Plan for Data Security
2. Plan for data security
According to a recent survey of CIOs, security technologies ranked in the Top 10 Technology Priorities in 2010. Many cloud-based platforms provide compliance for SAS 70 (Statement on Auditing Standards No. 70: Service Organizations). Consider whether the PCI DSS (Payment Card Industry Data Security Standard) and the FISMA (Federal Information Security Management Act of 2002) are also a concern for your organization. Since retrofitting industry standards on a project nearing completion can incur additional cost, avoid this by making sure cloud and integration platforms are aligned with key standards up-front.
Once compliance requirements are identified, start planning for data movement. In cloud-to-cloud integrations, security-sensitive data should not persist on the cloud platform.
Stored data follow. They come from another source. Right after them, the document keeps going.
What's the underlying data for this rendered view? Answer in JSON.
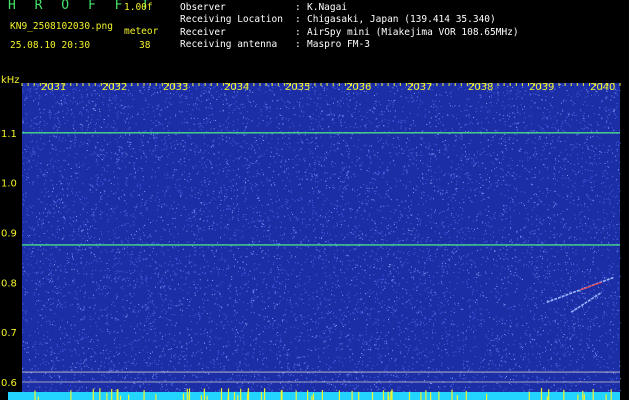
{
  "header": {
    "brand": "H R O F F T",
    "version": "1.00f",
    "filename": "KN9_2508102030.png",
    "kind": "meteor",
    "datetime": "25.08.10 20:30",
    "count": "38"
  },
  "meta": [
    {
      "label": "Observer",
      "value": "K.Nagai"
    },
    {
      "label": "Receiving Location",
      "value": "Chigasaki, Japan (139.414 35.340)"
    },
    {
      "label": "Receiver",
      "value": "AirSpy mini (Miakejima VOR 108.65MHz)"
    },
    {
      "label": "Receiving antenna",
      "value": "Maspro FM-3"
    }
  ],
  "chart_data": {
    "type": "heatmap",
    "ylabel": "kHz",
    "x_ticks": [
      "2031",
      "2032",
      "2033",
      "2034",
      "2035",
      "2036",
      "2037",
      "2038",
      "2039",
      "2040"
    ],
    "y_ticks": [
      "1.1",
      "1.0",
      "0.9",
      "0.8",
      "0.7",
      "0.6"
    ],
    "ylim": [
      0.58,
      1.2
    ],
    "xlim": [
      2030.5,
      2040.3
    ],
    "lines": [
      {
        "freq": 1.1,
        "kind": "carrier"
      },
      {
        "freq": 0.875,
        "kind": "carrier"
      },
      {
        "freq": 0.62,
        "kind": "reference"
      },
      {
        "freq": 0.6,
        "kind": "reference"
      }
    ],
    "echoes": [
      {
        "t_start": 2039.1,
        "t_end": 2040.2,
        "f_start": 0.76,
        "f_end": 0.81
      },
      {
        "t_start": 2039.5,
        "t_end": 2040.0,
        "f_start": 0.74,
        "f_end": 0.78
      }
    ],
    "colors": {
      "background": "#1c2ea6",
      "noise_hi": "#5a74ff",
      "carrier": "#4ae88a",
      "tick_text": "#f2f22a",
      "reference": "#c8c8c8",
      "bottom_bar": "#22d4ff",
      "spike": "#f2f22a"
    }
  }
}
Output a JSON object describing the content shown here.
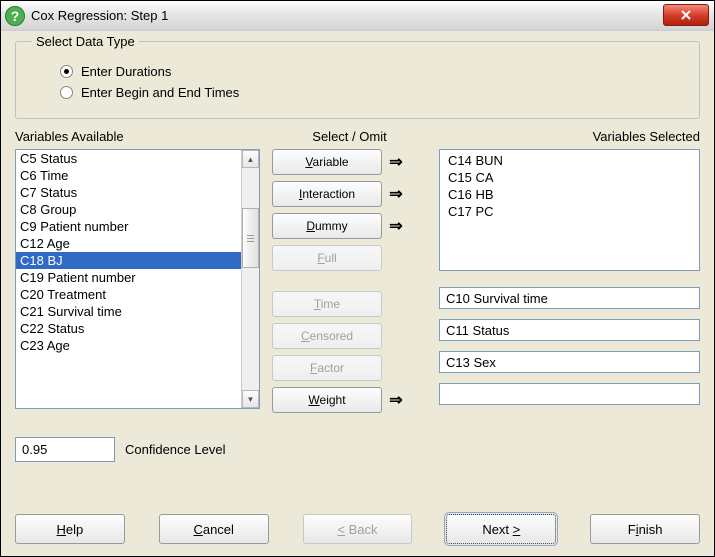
{
  "window": {
    "title": "Cox Regression: Step 1"
  },
  "dataType": {
    "groupLabel": "Select Data Type",
    "opt1": "Enter Durations",
    "opt2": "Enter Begin and End Times"
  },
  "labels": {
    "variablesAvailable": "Variables Available",
    "selectOmit": "Select / Omit",
    "variablesSelected": "Variables Selected",
    "confidence": "Confidence Level"
  },
  "available": {
    "items": [
      "C5 Status",
      "C6 Time",
      "C7 Status",
      "C8 Group",
      "C9 Patient number",
      "C12 Age",
      "C18 BJ",
      "C19 Patient number",
      "C20 Treatment",
      "C21 Survival time",
      "C22 Status",
      "C23 Age"
    ],
    "selectedIndex": 6
  },
  "selected": {
    "items": [
      "C14 BUN",
      "C15 CA",
      "C16 HB",
      "C17 PC"
    ]
  },
  "midButtons": {
    "variable": "Variable",
    "interaction": "Interaction",
    "dummy": "Dummy",
    "full": "Full",
    "time": "Time",
    "censored": "Censored",
    "factor": "Factor",
    "weight": "Weight"
  },
  "fields": {
    "time": "C10 Survival time",
    "censored": "C11 Status",
    "factor": "C13 Sex",
    "weight": ""
  },
  "confidence": "0.95",
  "buttons": {
    "help": "Help",
    "cancel": "Cancel",
    "back": "Back",
    "next": "Next",
    "finish": "Finish"
  }
}
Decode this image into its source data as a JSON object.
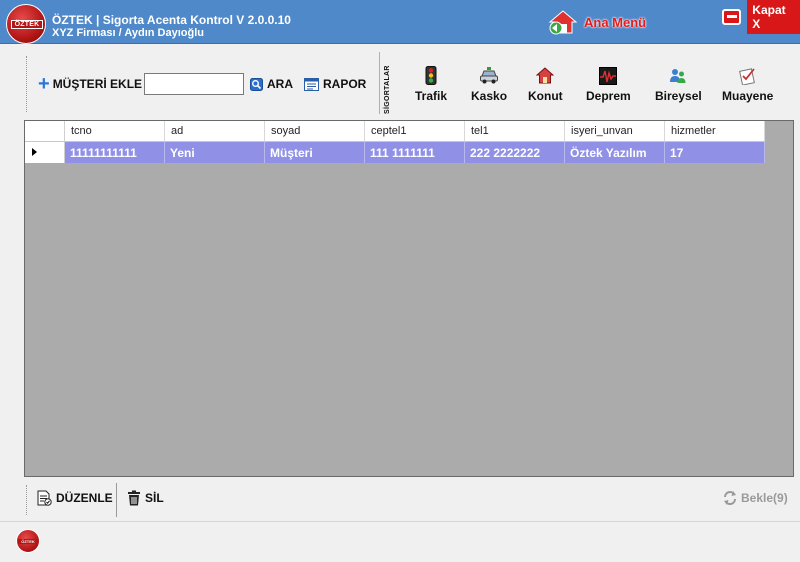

While creating and using an intermediate data set might seem appealing, it adds little value and increases security risk.
When one or more applications or processes are on-premises, the data will then have to be sent into the cloud. If data moves in near real time, record by record, you won't need to persist the data. But if you have periodic batch-like processes, you will need some method to securely persist that data.
Therefore, look for an integration platform with both a lightweight "agent" for on-premises connectivity and the ability to push data into the cloud. If business needs or restrictions require a workflow to ship a "file" up to the cloud, consider both encryption and a SFTP Server hosted in the company's DMZ area. If your policies allow, you can also directly expose an on-premises application to the cloud with your integration agent.